Buried In The Inconsequential


June 30, 2014 by Liberty

22There was a time in history where people never had time to get ahead. The average human would have had to work all-day long just to survive the day. Even with all that work to survive, they’d be lucky to make it to our typical middle age.

Back when the average person was in trapped in that life. It’s hard to expect more of them. They spent virtually no time worrying about improving the world around them beyond their closest connections. They didn’t have time to introspect about why they did what they did. Over time though, those same individuals seeking survival found time they were able to develop technology that allowed them to have some free time.

That extra free time was able to do something amazing though. That free time was able to compound itself continuously. When people gained an extra couple hours in their day, they had time to think about how to gain more time and create a better life. Power came to those that thought. One simple idea could make an individual the most powerful person around. Not everyone benefits from that though.

Centralized societal structures are powerful through force and manipulation. They are not necessarily better or smarter. They’re just the ones willing and able to deal the most damage. When a new idea is introduced, their power is put in jeopardy.

Something as simple as the invention of a fishing net could completely flip the societal structure upside down. Imagine if one man were able to bring enough fish to feed his whole tribe everyday. If the fishing net were never revealed, that man would be the most protected and powerful man in town. No tribal leader could eliminate him without risking their own power.

Eliminating Innovation

To stay in power, centralized societal structures need to limit and control innovation.

That’s not a particularly easy thing to do. Stopping thought is absolutely impossible. While many religions and structures have encouraged people to become bodies without brains, it just never happens. The average person is always thinking anyway. Simple and powerful ideas are born every second of the day.

Even if people chose to try and comply with orders not to think, they couldn’t actually achieve it with anything important. This can be seen with the, “Don’t think of a purple elephant” example. The only way to stop someone from thinking about something is to completely eliminate it from their life.

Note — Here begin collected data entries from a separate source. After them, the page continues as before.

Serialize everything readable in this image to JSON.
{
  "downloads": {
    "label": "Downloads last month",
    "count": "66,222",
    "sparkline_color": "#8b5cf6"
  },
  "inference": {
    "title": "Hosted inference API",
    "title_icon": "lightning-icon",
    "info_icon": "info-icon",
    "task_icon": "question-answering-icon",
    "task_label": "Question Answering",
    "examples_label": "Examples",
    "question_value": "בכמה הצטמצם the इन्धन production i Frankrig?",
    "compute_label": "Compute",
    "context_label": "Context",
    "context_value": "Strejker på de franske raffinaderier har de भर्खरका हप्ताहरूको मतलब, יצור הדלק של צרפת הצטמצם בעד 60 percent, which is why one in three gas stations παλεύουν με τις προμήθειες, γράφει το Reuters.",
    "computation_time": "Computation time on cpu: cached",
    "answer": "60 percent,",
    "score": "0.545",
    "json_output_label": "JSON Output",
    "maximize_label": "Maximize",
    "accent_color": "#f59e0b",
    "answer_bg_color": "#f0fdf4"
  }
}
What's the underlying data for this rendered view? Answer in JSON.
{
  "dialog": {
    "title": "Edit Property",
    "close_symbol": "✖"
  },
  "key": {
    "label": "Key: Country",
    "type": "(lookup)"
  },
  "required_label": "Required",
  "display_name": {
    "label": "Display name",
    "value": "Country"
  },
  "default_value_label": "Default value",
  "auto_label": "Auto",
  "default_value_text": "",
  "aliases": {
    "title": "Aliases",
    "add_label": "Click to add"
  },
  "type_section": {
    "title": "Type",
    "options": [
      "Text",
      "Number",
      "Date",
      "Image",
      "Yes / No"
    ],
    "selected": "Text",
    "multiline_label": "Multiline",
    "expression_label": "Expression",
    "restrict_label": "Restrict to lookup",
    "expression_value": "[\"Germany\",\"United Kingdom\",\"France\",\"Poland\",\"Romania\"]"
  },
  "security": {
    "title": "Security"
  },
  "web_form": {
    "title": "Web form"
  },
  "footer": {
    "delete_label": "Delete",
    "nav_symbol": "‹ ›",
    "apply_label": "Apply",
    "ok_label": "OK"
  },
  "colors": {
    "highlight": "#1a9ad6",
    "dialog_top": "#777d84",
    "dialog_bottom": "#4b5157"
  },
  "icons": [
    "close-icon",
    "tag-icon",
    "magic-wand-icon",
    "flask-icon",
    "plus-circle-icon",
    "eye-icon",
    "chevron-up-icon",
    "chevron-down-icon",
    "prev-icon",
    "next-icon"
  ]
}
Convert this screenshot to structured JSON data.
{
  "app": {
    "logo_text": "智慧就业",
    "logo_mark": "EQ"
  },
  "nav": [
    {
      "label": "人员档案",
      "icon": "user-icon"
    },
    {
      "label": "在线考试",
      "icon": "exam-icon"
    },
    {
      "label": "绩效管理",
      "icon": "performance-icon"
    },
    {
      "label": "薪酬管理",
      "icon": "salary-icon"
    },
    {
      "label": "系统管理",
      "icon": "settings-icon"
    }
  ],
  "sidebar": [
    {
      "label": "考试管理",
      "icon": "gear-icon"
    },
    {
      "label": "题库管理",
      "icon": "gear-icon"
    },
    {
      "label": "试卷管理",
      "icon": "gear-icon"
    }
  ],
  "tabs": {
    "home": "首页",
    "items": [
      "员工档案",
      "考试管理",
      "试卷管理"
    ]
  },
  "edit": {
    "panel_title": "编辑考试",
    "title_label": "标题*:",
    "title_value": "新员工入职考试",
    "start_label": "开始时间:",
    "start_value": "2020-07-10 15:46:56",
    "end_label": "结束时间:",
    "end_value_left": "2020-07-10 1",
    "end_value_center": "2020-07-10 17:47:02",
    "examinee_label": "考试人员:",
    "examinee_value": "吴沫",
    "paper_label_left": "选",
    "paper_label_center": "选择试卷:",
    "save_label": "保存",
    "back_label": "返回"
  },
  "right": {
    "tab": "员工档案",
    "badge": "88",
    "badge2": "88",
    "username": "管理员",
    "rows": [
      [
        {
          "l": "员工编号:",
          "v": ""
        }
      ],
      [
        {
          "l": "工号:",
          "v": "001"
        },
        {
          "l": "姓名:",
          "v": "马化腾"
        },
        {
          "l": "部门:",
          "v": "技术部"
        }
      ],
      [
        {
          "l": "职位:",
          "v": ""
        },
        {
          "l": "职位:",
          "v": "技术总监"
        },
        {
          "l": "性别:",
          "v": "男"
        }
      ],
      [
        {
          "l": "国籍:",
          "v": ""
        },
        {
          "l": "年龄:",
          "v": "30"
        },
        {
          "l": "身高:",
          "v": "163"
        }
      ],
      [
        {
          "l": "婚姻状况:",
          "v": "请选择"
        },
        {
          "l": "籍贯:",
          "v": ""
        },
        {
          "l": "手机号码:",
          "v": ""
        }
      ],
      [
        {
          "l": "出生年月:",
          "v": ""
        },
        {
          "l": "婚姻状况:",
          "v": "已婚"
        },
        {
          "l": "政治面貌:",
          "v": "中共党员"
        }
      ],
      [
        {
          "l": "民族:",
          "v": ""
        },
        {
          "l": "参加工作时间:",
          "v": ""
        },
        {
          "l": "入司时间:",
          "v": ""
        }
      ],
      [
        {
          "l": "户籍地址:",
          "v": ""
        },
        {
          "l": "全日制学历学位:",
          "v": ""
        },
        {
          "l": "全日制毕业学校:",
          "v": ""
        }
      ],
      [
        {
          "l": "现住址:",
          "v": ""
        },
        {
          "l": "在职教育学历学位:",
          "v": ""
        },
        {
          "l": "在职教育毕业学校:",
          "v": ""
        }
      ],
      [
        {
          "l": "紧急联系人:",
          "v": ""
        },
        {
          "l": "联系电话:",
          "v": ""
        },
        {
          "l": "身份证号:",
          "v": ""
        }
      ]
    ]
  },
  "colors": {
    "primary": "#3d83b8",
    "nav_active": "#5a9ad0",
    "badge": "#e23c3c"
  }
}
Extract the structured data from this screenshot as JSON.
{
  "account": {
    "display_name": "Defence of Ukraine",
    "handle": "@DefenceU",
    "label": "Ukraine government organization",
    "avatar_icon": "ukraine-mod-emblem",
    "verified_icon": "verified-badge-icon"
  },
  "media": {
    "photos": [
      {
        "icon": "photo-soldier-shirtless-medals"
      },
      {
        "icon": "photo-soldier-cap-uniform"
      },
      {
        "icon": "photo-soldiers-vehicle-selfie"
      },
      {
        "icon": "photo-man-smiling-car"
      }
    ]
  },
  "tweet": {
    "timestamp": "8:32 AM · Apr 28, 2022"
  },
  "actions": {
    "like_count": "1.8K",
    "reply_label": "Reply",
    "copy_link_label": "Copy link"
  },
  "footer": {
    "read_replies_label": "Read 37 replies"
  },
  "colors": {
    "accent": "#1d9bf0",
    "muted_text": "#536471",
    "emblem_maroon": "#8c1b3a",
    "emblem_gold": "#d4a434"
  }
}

What’s worse is that innovation compounds on itself. Now that a fisherman has a net that can feed the tribe. The tribe will be able to eliminate virtually every hunter’s job. That’s going to free their minds for innovation as well. Those hunters may have time to invent better hunting techniques that free even more people’s time. Of course, none of this would have happened if they never had time to think in the first place.

While centralized structures can usually handle innovation, it’s unpredictable.

In America Today

Turn on the news and you’ll see the centralized solution to excessive innovation. You’ll hear stories about politicians. The politicians will speak the same cliche’s that have been said for the last 100 years. You’ll then hear stories about murderers and rapists. Maybe after that you’ll see a story about some celebrity doing something stupid. Of course, none of that offers you any meaningful direction.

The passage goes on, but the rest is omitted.